No, they’re not operating from pure strength, and that’s what the piece hits on and where my research led me. Nor have all of our foundational advantages disappeared either.
https://news.cgtn.com/news/2026-05-07/Analysis-DeepSeek-V4-is-breaking-the-AI-benchmark-obsession-1MXfVnTfQQ0/p.html
https://coreinterests.substack.com/p/beijing-has-already-decoded-trumps?utm_source=share&utm_medium=android&r=4demzn
Read both articles you sent, thanks, Robert! This one, however, seems to make some assumptions not based on collaborating sources. And it definitely misses foundational aspects of the US that strongly suggests we’re not giving up our raw power via resources other countries, including China, don’t have. It’s the deterioration of our position that concerns me, but only to the point we’re digressing into a state of multi polarity, sharing some of our previous leverage with China. My research dissuaded me from jumping on the ‘America is lost’ bandwagon and rather pursuing an objective opinion that it’s not a disaster, but why give up any leverage when we use to hold so much of it, even ALL of it in the decade following the collapse of the Soviet Union. But that’s just my studied opinion.
And that's the psychological trap of privilege. First you come to see your privilege as completely earned, then you convince yourself that everyone else does, too. And then you convince yourself that others won't resent you holding on to some of those privileges when you've so graciously handed over one or two others.

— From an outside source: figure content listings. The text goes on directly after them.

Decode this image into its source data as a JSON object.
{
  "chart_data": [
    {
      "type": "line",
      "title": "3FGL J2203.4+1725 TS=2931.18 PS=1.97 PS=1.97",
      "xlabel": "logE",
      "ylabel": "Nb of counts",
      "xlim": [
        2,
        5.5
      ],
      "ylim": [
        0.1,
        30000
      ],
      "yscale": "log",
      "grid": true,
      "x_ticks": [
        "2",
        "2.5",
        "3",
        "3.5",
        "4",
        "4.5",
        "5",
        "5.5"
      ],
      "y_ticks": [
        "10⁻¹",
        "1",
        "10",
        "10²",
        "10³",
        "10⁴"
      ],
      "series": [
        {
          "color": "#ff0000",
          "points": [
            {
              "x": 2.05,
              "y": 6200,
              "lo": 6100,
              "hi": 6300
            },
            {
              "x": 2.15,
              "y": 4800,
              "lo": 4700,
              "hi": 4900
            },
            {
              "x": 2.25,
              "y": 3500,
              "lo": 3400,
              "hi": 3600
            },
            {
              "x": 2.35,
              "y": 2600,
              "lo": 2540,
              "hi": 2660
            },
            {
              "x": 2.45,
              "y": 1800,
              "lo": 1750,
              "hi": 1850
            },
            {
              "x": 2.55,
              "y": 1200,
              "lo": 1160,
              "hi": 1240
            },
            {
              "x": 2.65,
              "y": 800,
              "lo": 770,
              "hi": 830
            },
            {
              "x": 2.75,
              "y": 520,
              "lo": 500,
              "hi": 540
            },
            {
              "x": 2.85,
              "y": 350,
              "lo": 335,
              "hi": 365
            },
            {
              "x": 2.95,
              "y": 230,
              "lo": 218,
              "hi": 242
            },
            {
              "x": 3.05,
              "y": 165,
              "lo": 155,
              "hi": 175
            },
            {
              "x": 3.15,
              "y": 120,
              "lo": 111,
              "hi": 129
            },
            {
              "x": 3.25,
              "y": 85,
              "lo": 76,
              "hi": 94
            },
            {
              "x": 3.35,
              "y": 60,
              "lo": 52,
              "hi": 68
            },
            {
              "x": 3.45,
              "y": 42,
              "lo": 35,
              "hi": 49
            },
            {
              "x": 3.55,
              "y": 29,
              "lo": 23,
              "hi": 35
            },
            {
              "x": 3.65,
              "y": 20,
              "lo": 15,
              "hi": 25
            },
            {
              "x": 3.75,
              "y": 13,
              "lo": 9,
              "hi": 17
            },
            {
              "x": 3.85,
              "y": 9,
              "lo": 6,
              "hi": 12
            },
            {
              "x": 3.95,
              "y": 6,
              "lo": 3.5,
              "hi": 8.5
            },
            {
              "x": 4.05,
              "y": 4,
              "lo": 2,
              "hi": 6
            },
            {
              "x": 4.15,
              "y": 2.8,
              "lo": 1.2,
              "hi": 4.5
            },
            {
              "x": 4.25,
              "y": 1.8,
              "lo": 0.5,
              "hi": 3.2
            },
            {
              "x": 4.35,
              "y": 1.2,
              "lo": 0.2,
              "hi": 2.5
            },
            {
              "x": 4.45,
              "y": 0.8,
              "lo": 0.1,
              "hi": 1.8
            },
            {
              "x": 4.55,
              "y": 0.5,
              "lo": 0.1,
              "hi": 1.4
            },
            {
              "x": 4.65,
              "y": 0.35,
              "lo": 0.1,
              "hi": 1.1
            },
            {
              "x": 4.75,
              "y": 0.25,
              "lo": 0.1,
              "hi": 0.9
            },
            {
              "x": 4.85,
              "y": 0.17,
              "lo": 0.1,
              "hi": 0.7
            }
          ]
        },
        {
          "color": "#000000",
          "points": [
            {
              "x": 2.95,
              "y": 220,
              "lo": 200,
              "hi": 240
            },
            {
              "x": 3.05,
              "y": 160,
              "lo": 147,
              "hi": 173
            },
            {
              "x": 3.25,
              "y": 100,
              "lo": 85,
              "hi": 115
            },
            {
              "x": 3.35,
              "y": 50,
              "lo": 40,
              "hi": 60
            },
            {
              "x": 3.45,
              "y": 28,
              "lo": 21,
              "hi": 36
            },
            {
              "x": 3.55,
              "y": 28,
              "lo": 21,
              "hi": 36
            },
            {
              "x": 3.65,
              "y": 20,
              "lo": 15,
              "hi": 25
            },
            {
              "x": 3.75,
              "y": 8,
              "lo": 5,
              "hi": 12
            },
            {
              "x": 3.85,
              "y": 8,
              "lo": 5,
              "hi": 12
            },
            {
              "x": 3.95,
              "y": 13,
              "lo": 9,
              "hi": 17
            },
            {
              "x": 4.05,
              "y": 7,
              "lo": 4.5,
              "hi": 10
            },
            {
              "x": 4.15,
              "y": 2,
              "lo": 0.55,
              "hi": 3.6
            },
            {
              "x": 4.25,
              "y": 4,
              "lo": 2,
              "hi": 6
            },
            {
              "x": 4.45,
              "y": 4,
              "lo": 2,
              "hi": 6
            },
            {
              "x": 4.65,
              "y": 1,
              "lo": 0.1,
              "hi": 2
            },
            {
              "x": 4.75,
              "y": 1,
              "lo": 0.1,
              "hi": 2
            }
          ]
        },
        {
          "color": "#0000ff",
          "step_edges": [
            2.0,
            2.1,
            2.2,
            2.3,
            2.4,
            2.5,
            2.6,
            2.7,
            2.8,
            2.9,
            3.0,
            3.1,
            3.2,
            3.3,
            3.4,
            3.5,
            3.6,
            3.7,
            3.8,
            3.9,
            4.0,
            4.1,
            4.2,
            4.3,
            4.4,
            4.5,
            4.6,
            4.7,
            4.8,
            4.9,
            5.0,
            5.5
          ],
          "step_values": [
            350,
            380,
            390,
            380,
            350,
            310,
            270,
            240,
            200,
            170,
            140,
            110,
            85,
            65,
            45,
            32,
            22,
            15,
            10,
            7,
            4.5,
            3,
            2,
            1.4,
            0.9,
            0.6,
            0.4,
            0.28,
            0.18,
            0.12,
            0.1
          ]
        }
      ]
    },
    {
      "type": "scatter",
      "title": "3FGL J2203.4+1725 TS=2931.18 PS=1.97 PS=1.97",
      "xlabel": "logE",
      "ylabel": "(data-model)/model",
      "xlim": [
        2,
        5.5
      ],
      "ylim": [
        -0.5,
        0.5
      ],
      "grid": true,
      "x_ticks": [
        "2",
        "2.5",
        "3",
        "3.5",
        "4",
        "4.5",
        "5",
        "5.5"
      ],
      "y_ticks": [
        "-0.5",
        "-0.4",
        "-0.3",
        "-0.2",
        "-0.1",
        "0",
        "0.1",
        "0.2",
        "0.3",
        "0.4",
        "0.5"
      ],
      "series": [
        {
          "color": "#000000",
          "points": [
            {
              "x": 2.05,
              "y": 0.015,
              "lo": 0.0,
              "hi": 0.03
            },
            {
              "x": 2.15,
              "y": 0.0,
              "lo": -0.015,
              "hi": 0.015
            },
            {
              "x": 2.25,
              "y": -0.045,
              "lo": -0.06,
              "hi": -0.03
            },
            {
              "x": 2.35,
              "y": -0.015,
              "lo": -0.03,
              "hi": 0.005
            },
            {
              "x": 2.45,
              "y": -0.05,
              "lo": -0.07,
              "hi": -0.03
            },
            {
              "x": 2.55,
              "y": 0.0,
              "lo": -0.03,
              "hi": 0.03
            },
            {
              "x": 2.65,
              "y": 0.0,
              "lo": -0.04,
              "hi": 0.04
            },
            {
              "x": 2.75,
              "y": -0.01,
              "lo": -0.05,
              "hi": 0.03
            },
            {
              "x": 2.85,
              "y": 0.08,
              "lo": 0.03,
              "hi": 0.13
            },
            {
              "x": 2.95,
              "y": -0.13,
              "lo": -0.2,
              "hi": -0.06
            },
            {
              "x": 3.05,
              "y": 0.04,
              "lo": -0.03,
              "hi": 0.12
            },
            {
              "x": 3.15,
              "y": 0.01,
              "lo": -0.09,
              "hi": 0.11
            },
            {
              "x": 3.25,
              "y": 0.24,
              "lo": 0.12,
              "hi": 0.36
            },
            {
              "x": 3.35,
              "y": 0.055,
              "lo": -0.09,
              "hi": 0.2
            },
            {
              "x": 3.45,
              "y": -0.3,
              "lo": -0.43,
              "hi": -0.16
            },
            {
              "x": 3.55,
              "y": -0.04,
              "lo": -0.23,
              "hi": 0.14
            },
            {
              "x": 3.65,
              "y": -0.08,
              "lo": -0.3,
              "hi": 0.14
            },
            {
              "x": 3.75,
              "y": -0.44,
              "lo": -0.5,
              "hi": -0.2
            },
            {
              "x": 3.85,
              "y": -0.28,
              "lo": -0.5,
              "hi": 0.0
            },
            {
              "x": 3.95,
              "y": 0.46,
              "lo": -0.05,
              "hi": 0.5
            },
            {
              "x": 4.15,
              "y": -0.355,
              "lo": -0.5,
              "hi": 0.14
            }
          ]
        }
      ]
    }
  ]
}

But look at it the other way, China believes it has earned everything it has, and everything the US is trying to deny them.
Like, for instance a certain Chinese island
And the right to freely do business with whoever it wishes.
And that makes the blockade and sanctions and demands that China respect them an insult and a challenge.
To put it in American terms, you're England, you've generously allowed 13 colonies to have some autonomy, surely they'll accept that they have to pay their taxes.
The thing is that several items on the list of things that America can use to damage China are 'poison pills', meaning that if America tries to use them, they'll damage AMERICA more than they will China.
Meanwhile, NVIDIA needs China more than China needs NVIDIA, now that DeepSeek is gully ported over to being native on Beijing's chips, made in Beijing's factories, and running Beijing's operating system.
Add in that unlike the places where NVIDIA makes chips, China’s chipmakers still have access to Gulf petrochemicals (and, of course have the inside track for rare earth supplies, too) and similar things face the rest of Trump's delegations and it may turn out that Trump could be replaying the plot of either Devil Wears Prada films, walking in expecting to triumph, only to find he's already been outmaneuvered and going to have to grin and express gratitude for whatever token Xi has given him.